New statistics show that Quebec fulfills its promise to reduce the number of immigrants in 2019. However, the province has also reduced skilled immigrant workers, which contradicts the goals of the government.
According to the data provided by the Canadian Institute for Identities and Migration and Immigration, Refugees and Citizenship Canada, the number of international skilled workers increased in the first six months of the year in such cities as Ottawa (16%), Halifax (13%), and Winnipeg (10%). Meanwhile, there was a significant decrease in skilled immigrants in Montreal (–26%), Quebec City (–31%), and Sherbrooke (–59%).

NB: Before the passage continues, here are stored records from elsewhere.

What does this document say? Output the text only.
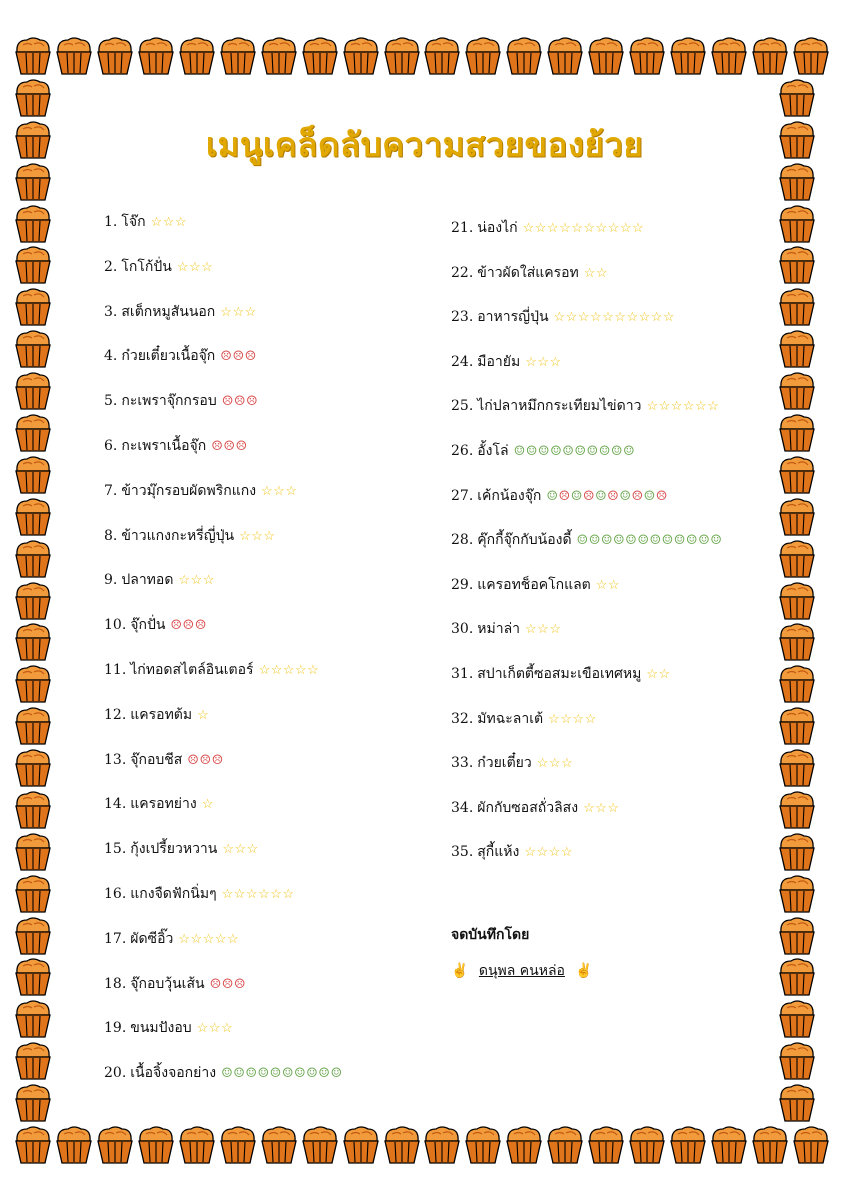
เมนูเคล็ดลับความสวยของย้วย
1. โจ๊ก ☆☆☆
2. โกโก้ปั่น ☆☆☆
3. สเต็กหมูสันนอก ☆☆☆
4. ก๋วยเตี๋ยวเนื้อจุ๊ก ☹☹☹
5. กะเพราจุ๊กกรอบ ☹☹☹
6. กะเพราเนื้อจุ๊ก ☹☹☹
7. ข้าวมุ๊กรอบผัดพริกแกง ☆☆☆
8. ข้าวแกงกะหรี่ญี่ปุ่น ☆☆☆
9. ปลาทอด ☆☆☆
10. จุ๊กปั่น ☹☹☹
11. ไก่ทอดสไตล์อินเตอร์ ☆☆☆☆☆
12. แครอทต้ม ☆
13. จุ๊กอบชีส ☹☹☹
14. แครอทย่าง ☆
15. กุ้งเปรี้ยวหวาน ☆☆☆
16. แกงจืดฟักนิ่มๆ ☆☆☆☆☆☆
17. ผัดซีอิ๊ว ☆☆☆☆☆
18. จุ๊กอบวุ้นเส้น ☹☹☹
19. ขนมปังอบ ☆☆☆
20. เนื้อจิ้งจอกย่าง ☺☺☺☺☺☺☺☺☺☺
21. น่องไก่ ☆☆☆☆☆☆☆☆☆☆
22. ข้าวผัดใส่แครอท ☆☆
23. อาหารญี่ปุ่น ☆☆☆☆☆☆☆☆☆☆
24. มือายัม ☆☆☆
25. ไก่ปลาหมึกกระเทียมไข่ดาว ☆☆☆☆☆☆
26. อั้งโล่ ☺☺☺☺☺☺☺☺☺☺
27. เค้กน้องจุ๊ก ☺☹☺☹☺☹☺☹☺☹
28. คุ๊กกี้จุ๊กกับน้องดี้ ☺☺☺☺☺☺☺☺☺☺☺☺
29. แครอทช็อคโกแลต ☆☆
30. หม่าล่า ☆☆☆
31. สปาเก็ตตี้ซอสมะเขือเทศหมู ☆☆
32. มัทฉะลาเต้ ☆☆☆☆
33. ก๋วยเตี๋ยว ☆☆☆
34. ผักกับซอสถั่วลิสง ☆☆☆
35. สุกี้แห้ง ☆☆☆☆
จดบันทึกโดย
✌ ดนุพล คนหล่อ ✌
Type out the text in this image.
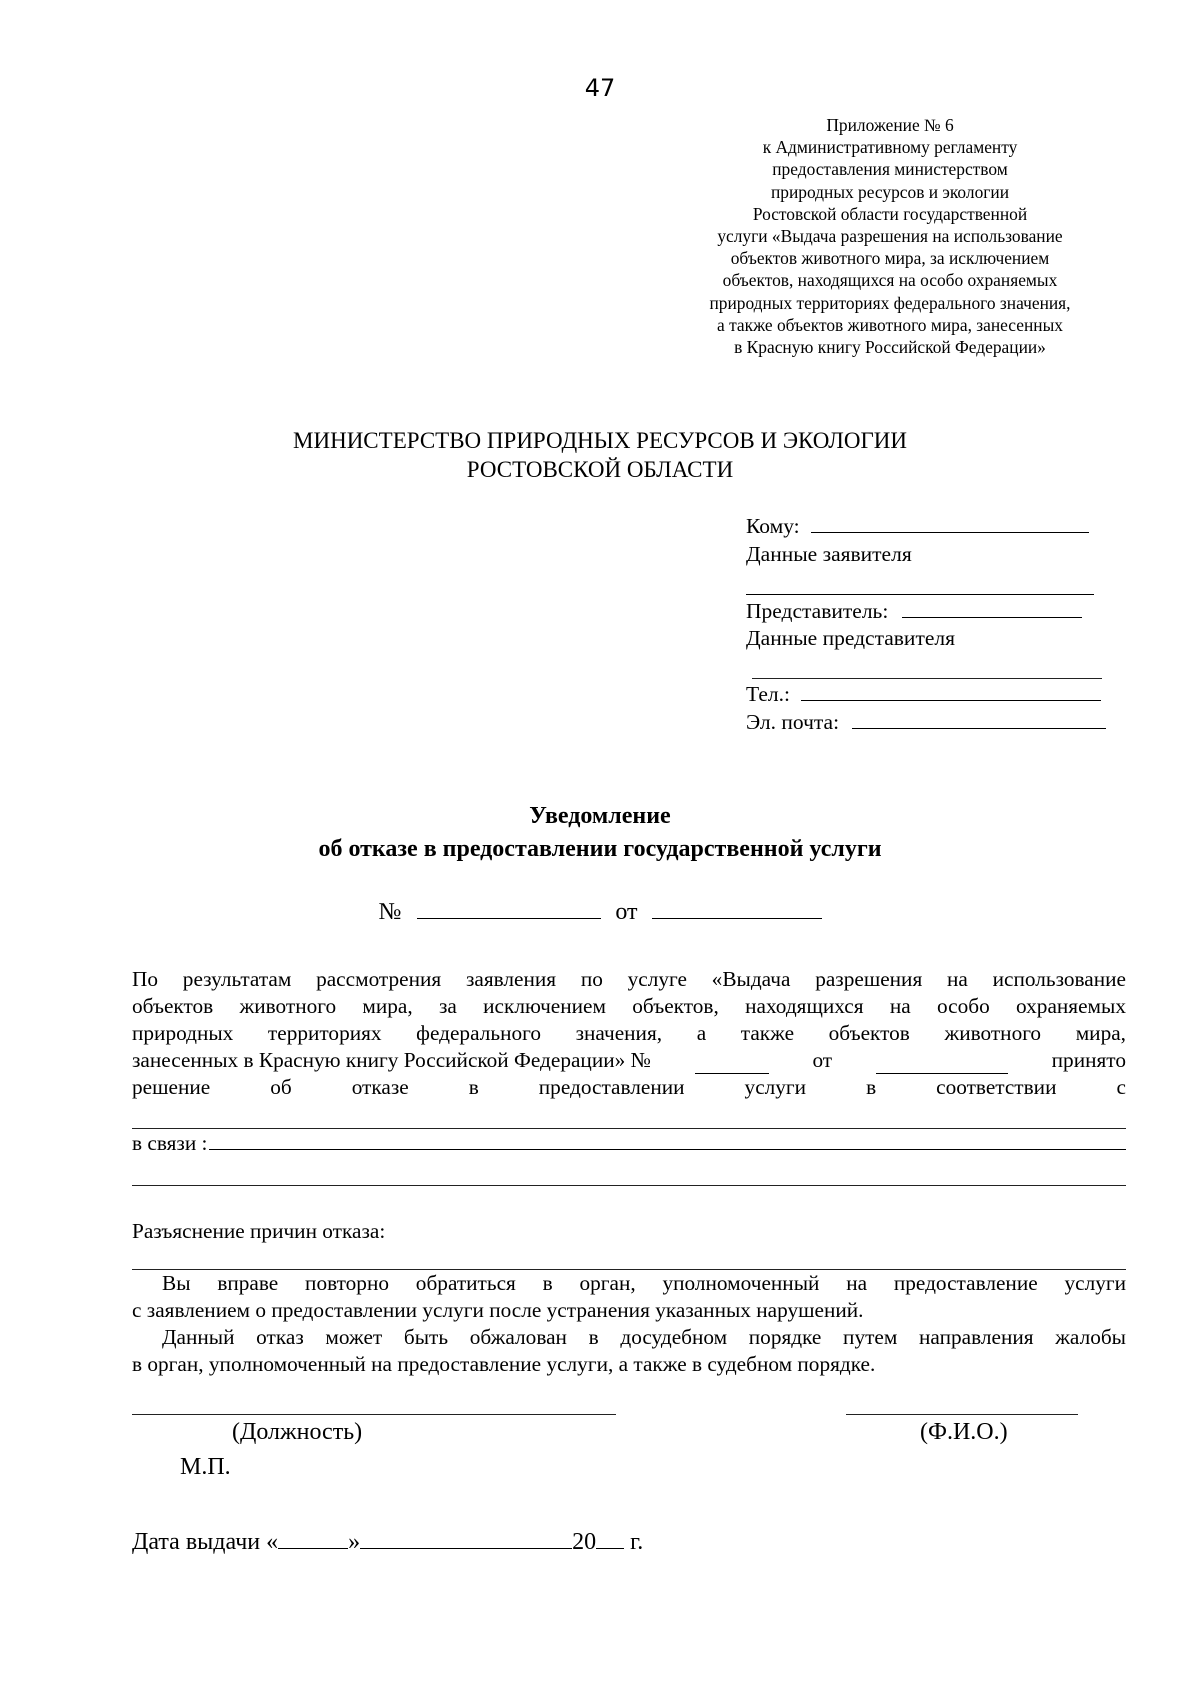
47
Приложение № 6
к Административному регламенту
предоставления министерством
природных ресурсов и экологии
Ростовской области государственной
услуги «Выдача разрешения на использование
объектов животного мира, за исключением
объектов, находящихся на особо охраняемых
природных территориях федерального значения,
а также объектов животного мира, занесенных
в Красную книгу Российской Федерации»
МИНИСТЕРСТВО ПРИРОДНЫХ РЕСУРСОВ И ЭКОЛОГИИ
РОСТОВСКОЙ ОБЛАСТИ
Кому:
Данные заявителя
Представитель:
Данные представителя
Тел.:
Эл. почта:
Уведомление
об отказе в предоставлении государственной услуги
№	от
По результатам рассмотрения заявления по услуге «Выдача разрешения на использование
объектов животного мира, за исключением объектов, находящихся на особо охраняемых
природных территориях федерального значения, а также объектов животного мира,
занесенных в Красную книгу Российской Федерации» №	от	принято
решение	об	отказе	в	предоставлении	услуги	в	соответствии	с
в связи :
Разъяснение причин отказа:
Вы вправе повторно обратиться в орган, уполномоченный на предоставление услуги
с заявлением о предоставлении услуги после устранения указанных нарушений.
Данный отказ может быть обжалован в досудебном порядке путем направления жалобы
в орган, уполномоченный на предоставление услуги, а также в судебном порядке.
(Должность)	(Ф.И.О.)
М.П.
Дата выдачи «	»	20 г.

In the first six months of 2019, the number of economic immigrants (skilled workers) in Quebec decreased by 32% compared with the same period of 2018.
Quebec Premier François Legault has promised to reduce immigration by 20% in 2019 compared with the 2018 levels. According to him, too many immigrants cannot find work during the first five years after arrival, and very few speak French.

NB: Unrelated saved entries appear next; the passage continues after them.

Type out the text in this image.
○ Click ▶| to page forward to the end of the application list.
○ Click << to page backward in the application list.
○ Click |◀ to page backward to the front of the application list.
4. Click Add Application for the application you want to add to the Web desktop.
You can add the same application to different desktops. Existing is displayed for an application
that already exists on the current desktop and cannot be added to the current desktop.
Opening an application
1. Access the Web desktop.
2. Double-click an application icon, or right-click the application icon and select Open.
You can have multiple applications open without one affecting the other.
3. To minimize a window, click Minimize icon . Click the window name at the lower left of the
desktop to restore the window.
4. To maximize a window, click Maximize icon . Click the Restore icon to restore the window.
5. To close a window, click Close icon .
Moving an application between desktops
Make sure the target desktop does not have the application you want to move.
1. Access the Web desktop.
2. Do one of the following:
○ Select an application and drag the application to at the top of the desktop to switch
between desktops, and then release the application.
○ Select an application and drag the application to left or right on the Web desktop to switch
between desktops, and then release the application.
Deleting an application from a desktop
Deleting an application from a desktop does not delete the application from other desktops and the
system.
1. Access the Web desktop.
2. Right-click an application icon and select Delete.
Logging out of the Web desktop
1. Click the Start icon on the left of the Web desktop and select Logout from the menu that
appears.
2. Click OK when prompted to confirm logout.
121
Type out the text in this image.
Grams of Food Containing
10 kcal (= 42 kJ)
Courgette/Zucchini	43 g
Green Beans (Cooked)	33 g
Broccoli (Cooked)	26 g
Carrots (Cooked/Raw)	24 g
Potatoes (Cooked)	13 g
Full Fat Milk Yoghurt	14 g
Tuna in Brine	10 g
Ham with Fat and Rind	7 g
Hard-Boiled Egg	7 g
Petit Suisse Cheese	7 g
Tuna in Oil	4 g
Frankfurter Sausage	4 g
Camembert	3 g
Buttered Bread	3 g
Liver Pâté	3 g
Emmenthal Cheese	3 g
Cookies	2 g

Although Quebec plans to reduce immigration in 2019, the provincial officials say that the number of immigrants will gradually increase over the next few years and will reach about 52,500 people by 2022.
Currently, Quebec is suffering from labour shortages in all regions of the province, and entrepreneurs are asking the government to increase immigration to 60,000 people a year.

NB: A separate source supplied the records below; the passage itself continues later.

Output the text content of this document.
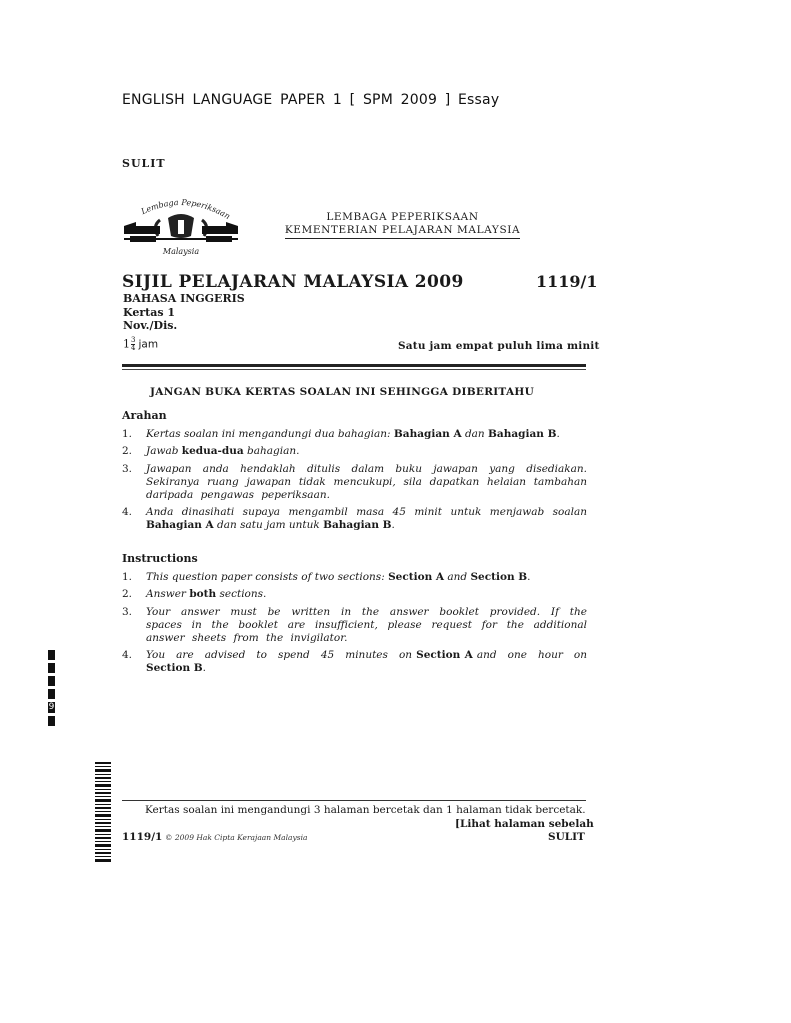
ENGLISH LANGUAGE PAPER 1 [ SPM 2009 ] Essay
SULIT
Lembaga Peperiksaan
Malaysia
LEMBAGA PEPERIKSAAN
KEMENTERIAN PELAJARAN MALAYSIA
SIJIL PELAJARAN MALAYSIA 2009	1119/1
BAHASA INGGERIS
Kertas 1
Nov./Dis.
$1 \frac{3}{4}$ jam	Satu jam empat puluh lima minit
JANGAN BUKA KERTAS SOALAN INI SEHINGGA DIBERITAHU
Arahan
1.	Kertas soalan ini mengandungi dua bahagian: Bahagian A dan Bahagian B.
2.	Jawab kedua-dua bahagian.
3.	Jawapan anda hendaklah ditulis dalam buku jawapan yang disediakan. Sekiranya ruang jawapan tidak mencukupi, sila dapatkan helaian tambahan daripada pengawas peperiksaan.
4.	Anda dinasihati supaya mengambil masa 45 minit untuk menjawab soalan Bahagian A dan satu jam untuk Bahagian B.
Instructions
1.	This question paper consists of two sections: Section A and Section B.
2.	Answer both sections.
3.	Your answer must be written in the answer booklet provided. If the spaces in the booklet are insufficient, please request for the additional answer sheets from the invigilator.
4.	You are advised to spend 45 minutes on Section A and one hour on Section B.
9
Kertas soalan ini mengandungi 3 halaman bercetak dan 1 halaman tidak bercetak.
[Lihat halaman sebelah
1119/1 © 2009 Hak Cipta Kerajaan Malaysia	SULIT
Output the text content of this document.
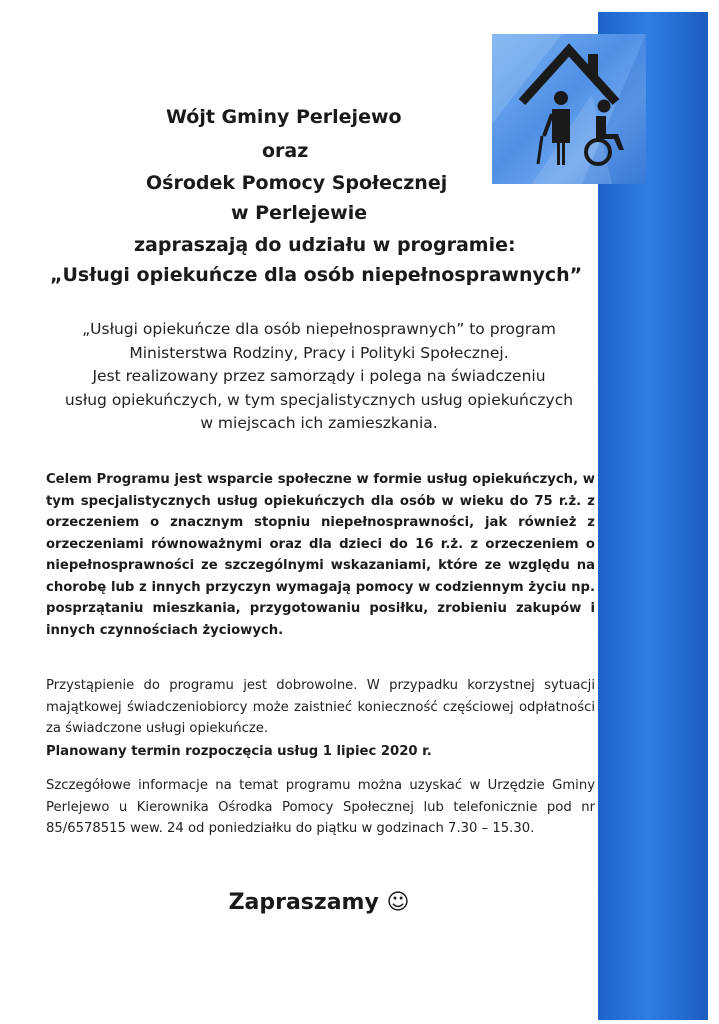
Wójt Gminy Perlejewo

oraz

Ośrodek Pomocy Społecznej

w Perlejewie

zapraszają do udziału w programie:

„Usługi opiekuńcze dla osób niepełnosprawnych”

„Usługi opiekuńcze dla osób niepełnosprawnych” to program
Ministerstwa Rodziny, Pracy i Polityki Społecznej.
Jest realizowany przez samorządy i polega na świadczeniu
usług opiekuńczych, w tym specjalistycznych usług opiekuńczych
w miejscach ich zamieszkania.

Celem Programu jest wsparcie społeczne w formie usług opiekuńczych, w tym specjalistycznych usług opiekuńczych dla osób w wieku do 75 r.ż. z orzeczeniem o znacznym stopniu niepełnosprawności, jak również z orzeczeniami równoważnymi oraz dla dzieci do 16 r.ż. z orzeczeniem o niepełnosprawności ze szczególnymi wskazaniami, które ze względu na chorobę lub z innych przyczyn wymagają pomocy w codziennym życiu np. posprzątaniu mieszkania, przygotowaniu posiłku, zrobieniu zakupów i innych czynnościach życiowych.

Przystąpienie do programu jest dobrowolne. W przypadku korzystnej sytuacji majątkowej świadczeniobiorcy może zaistnieć konieczność częściowej odpłatności za świadczone usługi opiekuńcze.

Planowany termin rozpoczęcia usług 1 lipiec 2020 r.

Szczegółowe informacje na temat programu można uzyskać w Urzędzie Gminy Perlejewo u Kierownika Ośrodka Pomocy Społecznej lub telefonicznie pod nr 85/6578515 wew. 24 od poniedziałku do piątku w godzinach 7.30 – 15.30.

Zapraszamy ☺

Recent federal data also shows a significant decrease in the number of immigrants from French-speaking countries such as Haiti, Tunisia, and France, who, as a rule, settle in Quebec. In Q1 and Q2 2019, Canada welcomed 43% fewer Haitians, 34% fewer French, and 23% fewer Tunisians.
The plan for reducing Quebec immigration may be the reason why much fewer French-speaking immigrants arrived in Canada this year.